Panagiotis Spyropoulos

Personal information
- Date of birth: 21 August 1992 (age 34)
- Place of birth: Athens, Greece
- Height: 1.79 m (5 ft 10 in)
- Position: Right back

Youth career
- 0000–2010: Aittitos Spata
- 2010–2011: Panionios

Senior career*
- Years: Team / Apps / (Gls)
- 2011–2013: Panionios / 15 / (0)
- 2011: → Niki Volos (loan) / 0 / (0)
- 2013–2015: Panathinaikos / 14 / (1)
- 2015–2016: AEL Kalloni / 11 / (0)
- 2016–2017: Lamia / 26 / (0)
- 2017–2018: Doxa Drama / 16 / (0)
- 2018–2019: Aittitos Spata / 21 / (1)
- 2019–2020: Egaleo / 21 / (0)
- 2020–2021: Doxa Drama / 11 / (0)
- 2021–2025: Mykonos
- 2025–2026: Malesina

International career
- 2012: Greece U21 / 2 / (0)

= Panagiotis Spyropoulos =

Greek footballer

Panagiotis Spyropoulos (Παναγιώτης Σπυρόπουλος, born 21 August 1992) is a Greek professional footballer who plays for as a right back.

He has previously played for Panathinaikos, Panionios, Niki Volos on loan and Kalloni.

==Club career==
Spyropoulos started his career at Delta Ethniki side Aittitos Spata, from where Panionios snatched him in July 2010 and placed him in the club's under-20 team.

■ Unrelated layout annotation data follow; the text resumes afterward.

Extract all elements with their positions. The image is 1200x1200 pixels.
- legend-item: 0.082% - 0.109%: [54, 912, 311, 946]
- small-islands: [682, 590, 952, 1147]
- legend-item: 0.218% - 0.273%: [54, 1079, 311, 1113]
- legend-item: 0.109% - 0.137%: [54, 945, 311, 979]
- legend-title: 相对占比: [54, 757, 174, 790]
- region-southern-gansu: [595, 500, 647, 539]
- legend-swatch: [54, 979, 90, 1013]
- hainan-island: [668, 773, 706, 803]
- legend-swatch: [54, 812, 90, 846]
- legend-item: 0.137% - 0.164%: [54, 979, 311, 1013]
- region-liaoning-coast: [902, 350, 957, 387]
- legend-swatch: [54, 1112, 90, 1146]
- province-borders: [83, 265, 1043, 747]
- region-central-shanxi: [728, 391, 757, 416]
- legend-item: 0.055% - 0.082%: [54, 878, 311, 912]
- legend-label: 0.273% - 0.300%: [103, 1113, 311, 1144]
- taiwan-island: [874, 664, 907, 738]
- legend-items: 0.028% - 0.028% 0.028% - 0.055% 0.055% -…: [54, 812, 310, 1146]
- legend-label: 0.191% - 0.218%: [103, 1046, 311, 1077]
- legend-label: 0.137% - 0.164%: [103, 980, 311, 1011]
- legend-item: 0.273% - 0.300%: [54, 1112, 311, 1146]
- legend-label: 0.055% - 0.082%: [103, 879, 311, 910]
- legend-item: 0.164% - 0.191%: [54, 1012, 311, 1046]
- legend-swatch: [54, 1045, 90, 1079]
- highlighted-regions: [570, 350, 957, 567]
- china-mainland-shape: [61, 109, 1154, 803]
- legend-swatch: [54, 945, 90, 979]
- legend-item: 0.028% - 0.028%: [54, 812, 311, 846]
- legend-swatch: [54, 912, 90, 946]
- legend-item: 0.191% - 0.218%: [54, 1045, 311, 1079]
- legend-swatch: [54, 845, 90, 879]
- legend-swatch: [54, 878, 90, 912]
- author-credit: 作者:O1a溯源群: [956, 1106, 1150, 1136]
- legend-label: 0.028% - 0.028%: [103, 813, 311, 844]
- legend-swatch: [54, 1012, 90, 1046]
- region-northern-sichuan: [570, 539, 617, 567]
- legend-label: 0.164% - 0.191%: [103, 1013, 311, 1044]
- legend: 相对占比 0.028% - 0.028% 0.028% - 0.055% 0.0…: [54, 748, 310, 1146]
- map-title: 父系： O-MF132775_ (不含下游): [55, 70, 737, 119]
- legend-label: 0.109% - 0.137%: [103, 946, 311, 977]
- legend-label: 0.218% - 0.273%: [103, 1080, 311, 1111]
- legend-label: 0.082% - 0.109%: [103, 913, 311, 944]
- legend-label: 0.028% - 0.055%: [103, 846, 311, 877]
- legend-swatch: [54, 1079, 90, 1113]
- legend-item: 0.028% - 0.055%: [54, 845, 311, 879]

In 2011, he joined Football League 2 side Niki Volos on loan from Panionios. On 27 August 2012, Spyropoulos made his Super League debut for Panionios in a victorious season opener against Aris, a match where both teams used only Greek players in the starting lineups for the first time in a First Division match since 1990.

On 4 January 2013, Panathinaikos announced the signing of Spyropoulos in a 4-year deal, but his contract would be valid on 1 June 2013, when the young defender's contract with Panionios was due to expire. Finally, on 31 January 2013, Spyropoulos signed with Panathinaikos. He spent three seasons with the "Greens" in which he made a total of just 20 appearances across all competitions. In September 2015, he moved to fellow Super League side AEL Kalloni.

In July 2016, Spyropoulos dropped to the second level and signed a contract with Lamia, with whom he celebrated promotion at the end of the season. He made a contribution to the club's feat with 26 appearances, all of which as a starter. He then moved clubs again, signing with fellow Football League Doxa Drama in September 2017. On 10 September 2018, he signed a contract with newly promoted side Aittitos Spata on a free transfer. On 27 October 2018, he scored in a 2–1 away loss against Platanias.

==Personal life==
Panagiotis shares the same last name as another full back who starred at Panionios, Greek international Nikos Spyropoulos.